In what wound up being the highest scoring final in Women’s World Cup history, the U.S. team set the pace by scoring four goals in the first 16 minutes of play and they continued to control the match throughout. It was Carli Lloyd who not only scored the first hat trick in World Cup history but also doing it within the first 16 minutes of the match. And her first goal that came in the third minute of play was also the fastest score in a Women’s World Cup final.

English-born coach Jill Ellis called Lloyd, who won the tournament’s Golden Ball, a “rock star,” saying that “I called her my beast, and she’s just a beast, man.” Lloyd is the first American to win the Golden Ball since 1991 when Carin Jennings won it in the inaugural year of the World Cup. U.S. goalie Hope Solo won the tournament’s Golden Glove award for her remarkable goalkeeping play.
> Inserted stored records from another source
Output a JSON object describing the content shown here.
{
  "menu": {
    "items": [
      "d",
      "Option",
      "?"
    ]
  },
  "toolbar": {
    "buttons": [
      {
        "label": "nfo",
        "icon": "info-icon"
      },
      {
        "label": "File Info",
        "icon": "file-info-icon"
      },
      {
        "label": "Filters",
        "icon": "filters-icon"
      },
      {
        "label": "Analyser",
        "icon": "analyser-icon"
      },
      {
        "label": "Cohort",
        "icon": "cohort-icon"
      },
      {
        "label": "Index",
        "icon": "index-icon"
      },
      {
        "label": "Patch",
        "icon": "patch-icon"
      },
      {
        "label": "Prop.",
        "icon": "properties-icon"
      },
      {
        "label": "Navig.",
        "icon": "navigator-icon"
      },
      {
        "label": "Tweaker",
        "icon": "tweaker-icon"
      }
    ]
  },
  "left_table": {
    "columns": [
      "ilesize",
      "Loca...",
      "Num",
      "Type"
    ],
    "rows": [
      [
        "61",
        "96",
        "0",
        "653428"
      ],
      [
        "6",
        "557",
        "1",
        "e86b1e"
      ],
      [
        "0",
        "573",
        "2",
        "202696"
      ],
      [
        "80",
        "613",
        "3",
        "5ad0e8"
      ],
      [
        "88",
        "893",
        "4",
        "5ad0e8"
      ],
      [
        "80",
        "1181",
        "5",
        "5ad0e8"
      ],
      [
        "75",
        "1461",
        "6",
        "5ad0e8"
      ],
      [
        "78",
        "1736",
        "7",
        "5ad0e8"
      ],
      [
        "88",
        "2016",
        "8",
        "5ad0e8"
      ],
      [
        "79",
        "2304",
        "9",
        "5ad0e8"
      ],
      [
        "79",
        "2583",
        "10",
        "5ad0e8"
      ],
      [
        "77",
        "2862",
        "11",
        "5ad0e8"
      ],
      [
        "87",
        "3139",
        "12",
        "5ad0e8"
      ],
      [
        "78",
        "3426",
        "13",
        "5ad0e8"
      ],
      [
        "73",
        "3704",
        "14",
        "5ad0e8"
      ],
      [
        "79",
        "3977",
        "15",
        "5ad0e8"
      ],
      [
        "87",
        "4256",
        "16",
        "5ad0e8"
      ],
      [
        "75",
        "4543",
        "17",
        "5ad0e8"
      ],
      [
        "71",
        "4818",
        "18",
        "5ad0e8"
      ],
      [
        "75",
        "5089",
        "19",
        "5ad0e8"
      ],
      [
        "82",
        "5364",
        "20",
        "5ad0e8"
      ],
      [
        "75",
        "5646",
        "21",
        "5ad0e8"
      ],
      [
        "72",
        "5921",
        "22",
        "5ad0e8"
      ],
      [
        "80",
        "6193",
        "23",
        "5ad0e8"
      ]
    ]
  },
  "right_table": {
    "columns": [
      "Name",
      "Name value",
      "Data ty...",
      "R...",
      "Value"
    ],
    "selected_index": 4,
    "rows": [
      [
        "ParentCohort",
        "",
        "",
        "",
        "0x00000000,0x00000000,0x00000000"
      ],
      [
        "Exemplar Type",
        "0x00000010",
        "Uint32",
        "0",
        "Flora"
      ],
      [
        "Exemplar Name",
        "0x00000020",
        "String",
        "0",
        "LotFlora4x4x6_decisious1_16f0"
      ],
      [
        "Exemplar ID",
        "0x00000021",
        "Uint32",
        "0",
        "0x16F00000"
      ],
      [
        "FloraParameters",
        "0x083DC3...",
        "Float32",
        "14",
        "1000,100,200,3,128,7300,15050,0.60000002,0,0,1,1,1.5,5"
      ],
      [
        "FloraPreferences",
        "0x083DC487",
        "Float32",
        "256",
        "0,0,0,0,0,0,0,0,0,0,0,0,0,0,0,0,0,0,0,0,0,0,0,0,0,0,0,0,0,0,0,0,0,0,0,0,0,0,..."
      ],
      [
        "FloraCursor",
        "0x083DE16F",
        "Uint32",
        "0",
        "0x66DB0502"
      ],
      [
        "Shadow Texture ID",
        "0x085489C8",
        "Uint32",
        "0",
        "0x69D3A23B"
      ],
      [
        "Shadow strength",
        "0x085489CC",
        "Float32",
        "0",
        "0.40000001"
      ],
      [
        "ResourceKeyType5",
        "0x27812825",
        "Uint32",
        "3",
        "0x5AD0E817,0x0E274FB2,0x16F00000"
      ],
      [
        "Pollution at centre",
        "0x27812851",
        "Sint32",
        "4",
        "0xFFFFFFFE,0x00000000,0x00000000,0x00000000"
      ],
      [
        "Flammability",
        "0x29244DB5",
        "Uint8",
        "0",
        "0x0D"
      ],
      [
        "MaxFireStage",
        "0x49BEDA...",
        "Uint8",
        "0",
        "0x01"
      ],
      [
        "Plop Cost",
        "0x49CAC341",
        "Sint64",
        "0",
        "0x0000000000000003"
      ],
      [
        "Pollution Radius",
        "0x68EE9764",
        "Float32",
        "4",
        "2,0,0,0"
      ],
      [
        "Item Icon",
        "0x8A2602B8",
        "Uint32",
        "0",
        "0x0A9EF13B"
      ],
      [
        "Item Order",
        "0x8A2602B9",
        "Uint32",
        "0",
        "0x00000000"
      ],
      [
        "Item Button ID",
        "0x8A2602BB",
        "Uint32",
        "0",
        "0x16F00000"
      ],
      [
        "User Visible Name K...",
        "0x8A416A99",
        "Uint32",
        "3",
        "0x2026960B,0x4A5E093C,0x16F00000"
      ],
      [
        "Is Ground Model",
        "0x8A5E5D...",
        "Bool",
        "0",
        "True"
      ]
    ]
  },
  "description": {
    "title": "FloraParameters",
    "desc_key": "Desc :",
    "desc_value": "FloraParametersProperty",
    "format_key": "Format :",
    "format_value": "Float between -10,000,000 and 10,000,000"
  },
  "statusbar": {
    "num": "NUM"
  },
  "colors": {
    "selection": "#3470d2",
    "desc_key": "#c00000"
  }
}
Coming in at the 79th minute was Abby Wambach who accepted the captain’s armband from Lloyd. In her fourth and final World Cup appearance, this win marks the close of an amazing World Cup career for Wambach, the U.S. team’s all-time leading scorer among both men and women.

At the 86th minute 40-year-old Christie Rampone was sent in, giving her a chance to set a record by being the oldest player in tournament history. She is also the last active link to the 1999 U.S. team that won the World Cup title.

The U.S. was unbeaten in all its matches this time except one, a scoreless draw against Sweden during the group stage. With an official slogan of “To A Greater Goal™,” 128 nations participated in this year’s World Cup hosted by Canada in six venues from its far east coast in New Brunswick to its far west coast in Vancouver.